Interestingly, my friend had always known that this was what she wanted to do when we were at school and she was barely 17. (I still don’t know what I want to do with my life over 20 years later). This was a long time before any of these crime shows appeared on television and everyone became armchair forensic experts. I am able to solve every crime on TV. It’s really easy. Seriously though, forensic profiling had only just hit Australia in 1988 and disaster victim identification was in its early stage as well. She was already talking about cutting up dead people and pursuing a career in forensic pathology way back in the early 1990’s and she finally did it after some time working as a doctor in hospitals and bucket loads of further study. Apparently the living aren’t as exciting. I’m putting it on the record that if I ever die from a crime, (Suffer again cancer), I want my friend to carve me up to get to the truth. Though I hope she doesn’t record things like… “Deceased is very well nourished”, which I once saw Dr Gunter do with respect to a female corpse who was a bit chunky.

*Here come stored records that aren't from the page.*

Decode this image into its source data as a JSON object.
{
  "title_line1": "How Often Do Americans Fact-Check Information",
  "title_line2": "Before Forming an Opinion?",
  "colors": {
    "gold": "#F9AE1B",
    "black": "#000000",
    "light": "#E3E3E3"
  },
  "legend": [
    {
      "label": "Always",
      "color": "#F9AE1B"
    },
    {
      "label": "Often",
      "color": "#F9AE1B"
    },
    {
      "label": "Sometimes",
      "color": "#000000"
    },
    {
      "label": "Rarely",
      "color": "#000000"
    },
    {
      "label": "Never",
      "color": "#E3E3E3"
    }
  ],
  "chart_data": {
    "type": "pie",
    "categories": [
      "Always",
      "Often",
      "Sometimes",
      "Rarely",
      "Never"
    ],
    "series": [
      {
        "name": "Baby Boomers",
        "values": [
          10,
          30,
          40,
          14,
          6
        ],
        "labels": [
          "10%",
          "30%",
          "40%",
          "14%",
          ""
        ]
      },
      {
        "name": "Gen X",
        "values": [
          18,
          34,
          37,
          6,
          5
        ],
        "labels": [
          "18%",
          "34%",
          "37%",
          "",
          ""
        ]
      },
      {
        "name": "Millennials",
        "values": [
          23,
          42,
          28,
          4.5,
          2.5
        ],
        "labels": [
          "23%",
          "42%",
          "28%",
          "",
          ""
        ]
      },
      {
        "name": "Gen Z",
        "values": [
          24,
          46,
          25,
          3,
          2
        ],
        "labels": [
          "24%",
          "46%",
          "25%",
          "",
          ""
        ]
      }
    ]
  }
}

It was so great to catch up with her after many years. I admitted to being fiercely jealous of her when she arrived at my primary school as the new girl in 1985. She had older sisters, which I didn’t have. She was cool. She had matching pastel pink capri pants, pink anklet socks and a pink ribbon in her hair. I think she also had that complete outfit in baby doll blue and maybe even canary yellow. She also had some plastic frypan earrings with a little fried egg in them. Her skills on the monkey bars were also amazing and she could run fast. She was so cool that she called her Mum by her first name. Many years later, I still credit her with teaching me how to be studious. But her awesomely wry sense of humour connected us and it hasn’t changed. She still laughs at the silly things I say after all these years.
Oh and she was driving a black 4wd. American owned, but of the Australian made variety.
Lisa, wow you have a lot going on right now. I’m so glad you are starting to feel better from whatever bug you’ve had.